The film follows the Kim family, father Ki-taek (Song), mother Chung-sook (Chang), and children Ki-woo (Choi) and Ki-jeong (Park), a poor Korean family struggling to get by but well-equipped with street smarts. When Ki-woo gets a job as an english tutor for a wealthy family, he leverages this position to get his family other positions working for the family. Parasite spends 132 minutes dissecting the needs and desires of the Kim family as well as the work they put in to keep their family alive. Much like Waves, Parasite can be broken down into several sub-movies within the overall arch of the film. With the first half really serving as a setup piece and the second half truly bringing everything together, Parasite is carefully made at the most basic level and really shows off Bong’s ability to plan out every single scene to make sure it has the most significance possible. Bong has truly emerged as one of the most prolific directors of this generation and his ability to take complex issues and represent them in a human format shows that Bong has a talent and gift as a director and can be as sensitive and creative as he wants to be with positive results. It’s a bit of a slow burn, but as more details get revealed about the Kim’s situation, you come to a startling realization about everything and the conclusion feels just as amazing as the beginning does. The one thing I appreciated from Parasite is the consistency with how details are presented and how everything ties together. While the technical aspects such as the cinematography and editing deserve to be recognized, the strongest element of Parasite may be the story. The ability to explore capitalism from the angle of those who benefit from it and those who suffer from it is incredible and shows that Bong can take something purely theoretical and present it in a human and relatable way. When you combine all of these elements and then add a stunning group of ensemble performances, you can come to the conclusion that Parasite has a legitimate case to make for being the best movie of 2019. 2019 has been a strong year for international movies, but Parasite looks as close to a sure thing when it comes to being the best one of the year.

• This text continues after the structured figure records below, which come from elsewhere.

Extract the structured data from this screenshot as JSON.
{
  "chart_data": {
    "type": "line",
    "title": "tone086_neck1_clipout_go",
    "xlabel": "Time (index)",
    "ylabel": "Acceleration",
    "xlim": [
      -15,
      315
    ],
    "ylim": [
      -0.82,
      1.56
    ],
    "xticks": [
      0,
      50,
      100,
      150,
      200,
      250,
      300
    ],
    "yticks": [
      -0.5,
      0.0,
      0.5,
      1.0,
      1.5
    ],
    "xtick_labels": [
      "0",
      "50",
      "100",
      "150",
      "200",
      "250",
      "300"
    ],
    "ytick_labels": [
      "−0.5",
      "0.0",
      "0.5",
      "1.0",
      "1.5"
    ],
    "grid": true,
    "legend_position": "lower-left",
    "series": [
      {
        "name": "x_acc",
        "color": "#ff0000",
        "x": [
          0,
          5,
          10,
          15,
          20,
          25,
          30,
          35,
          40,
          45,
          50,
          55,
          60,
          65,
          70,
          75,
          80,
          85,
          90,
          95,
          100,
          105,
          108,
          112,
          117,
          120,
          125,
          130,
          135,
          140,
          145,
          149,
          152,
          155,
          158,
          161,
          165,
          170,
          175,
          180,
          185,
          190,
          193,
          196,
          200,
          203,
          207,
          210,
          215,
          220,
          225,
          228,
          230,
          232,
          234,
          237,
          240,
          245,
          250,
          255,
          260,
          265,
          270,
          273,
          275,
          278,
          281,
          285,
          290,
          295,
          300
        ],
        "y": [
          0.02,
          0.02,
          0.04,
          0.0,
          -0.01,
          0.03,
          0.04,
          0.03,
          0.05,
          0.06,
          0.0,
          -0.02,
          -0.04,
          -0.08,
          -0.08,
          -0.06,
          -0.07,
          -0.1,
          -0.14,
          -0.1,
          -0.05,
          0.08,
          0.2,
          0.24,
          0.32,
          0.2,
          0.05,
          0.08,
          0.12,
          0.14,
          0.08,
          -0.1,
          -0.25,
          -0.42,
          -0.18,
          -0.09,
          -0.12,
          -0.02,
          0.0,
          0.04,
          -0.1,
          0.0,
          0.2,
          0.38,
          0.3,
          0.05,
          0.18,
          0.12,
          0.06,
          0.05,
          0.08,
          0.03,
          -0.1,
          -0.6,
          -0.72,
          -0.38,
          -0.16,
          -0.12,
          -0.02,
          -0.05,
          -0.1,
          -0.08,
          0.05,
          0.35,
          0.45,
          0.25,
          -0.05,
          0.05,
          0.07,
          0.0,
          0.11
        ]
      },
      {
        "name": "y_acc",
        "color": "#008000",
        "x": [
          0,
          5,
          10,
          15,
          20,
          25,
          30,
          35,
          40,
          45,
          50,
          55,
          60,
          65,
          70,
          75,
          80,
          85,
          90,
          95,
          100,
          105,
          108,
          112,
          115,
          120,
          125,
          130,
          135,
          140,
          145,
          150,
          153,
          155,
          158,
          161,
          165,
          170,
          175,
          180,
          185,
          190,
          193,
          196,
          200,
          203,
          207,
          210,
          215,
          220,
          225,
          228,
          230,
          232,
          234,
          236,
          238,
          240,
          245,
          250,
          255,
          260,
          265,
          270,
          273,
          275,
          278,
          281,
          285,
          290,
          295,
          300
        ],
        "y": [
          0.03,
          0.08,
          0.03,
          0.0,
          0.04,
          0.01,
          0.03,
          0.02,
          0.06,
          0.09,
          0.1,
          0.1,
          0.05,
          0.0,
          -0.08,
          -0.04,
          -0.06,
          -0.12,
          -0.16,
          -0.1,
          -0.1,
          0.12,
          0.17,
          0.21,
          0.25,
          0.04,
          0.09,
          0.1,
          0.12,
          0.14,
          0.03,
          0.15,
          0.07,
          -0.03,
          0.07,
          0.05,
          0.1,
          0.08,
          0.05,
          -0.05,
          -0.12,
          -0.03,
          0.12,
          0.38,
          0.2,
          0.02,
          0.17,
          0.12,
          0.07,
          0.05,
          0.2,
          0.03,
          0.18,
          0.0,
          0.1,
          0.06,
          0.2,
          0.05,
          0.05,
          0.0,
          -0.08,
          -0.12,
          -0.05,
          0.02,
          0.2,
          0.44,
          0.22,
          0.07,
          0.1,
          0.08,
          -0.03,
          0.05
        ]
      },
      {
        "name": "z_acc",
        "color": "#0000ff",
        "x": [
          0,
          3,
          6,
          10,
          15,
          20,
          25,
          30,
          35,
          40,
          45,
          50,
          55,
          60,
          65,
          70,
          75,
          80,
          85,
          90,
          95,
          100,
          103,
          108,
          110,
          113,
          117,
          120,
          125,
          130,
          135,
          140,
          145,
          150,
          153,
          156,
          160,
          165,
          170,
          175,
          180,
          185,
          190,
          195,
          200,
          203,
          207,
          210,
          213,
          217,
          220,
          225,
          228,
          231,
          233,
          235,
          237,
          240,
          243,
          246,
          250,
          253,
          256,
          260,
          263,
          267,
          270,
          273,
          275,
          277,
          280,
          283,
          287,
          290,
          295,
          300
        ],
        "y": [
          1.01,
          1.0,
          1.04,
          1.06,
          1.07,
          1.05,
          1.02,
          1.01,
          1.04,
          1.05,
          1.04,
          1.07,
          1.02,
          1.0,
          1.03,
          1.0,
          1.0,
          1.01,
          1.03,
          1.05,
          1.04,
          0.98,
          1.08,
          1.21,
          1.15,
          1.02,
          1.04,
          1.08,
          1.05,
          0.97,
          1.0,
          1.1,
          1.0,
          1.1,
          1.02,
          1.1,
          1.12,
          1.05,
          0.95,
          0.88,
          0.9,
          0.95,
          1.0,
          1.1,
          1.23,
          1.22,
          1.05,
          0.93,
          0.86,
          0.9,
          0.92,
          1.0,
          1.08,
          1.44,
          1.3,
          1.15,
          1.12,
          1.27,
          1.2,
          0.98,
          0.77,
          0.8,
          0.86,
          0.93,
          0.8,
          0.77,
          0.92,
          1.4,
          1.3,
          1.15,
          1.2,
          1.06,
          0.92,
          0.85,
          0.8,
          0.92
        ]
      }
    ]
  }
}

Overall, Parasite has evolved the foreign-language genre in a way that very few movies do. This is on the same scale as 2018’s Roma and shows us that sometimes the best movies are the ones we can’t understand without subtitles. I’m curious what the long-term reputation will be for a movie like Parasite, but I can absolutely see this movie being shown in film school courses for years to come. If any movie deserves to be one of South Korea’s highest grossing films ever it would be Parasite and I’m glad to see it’s performing as well financially as it is critically.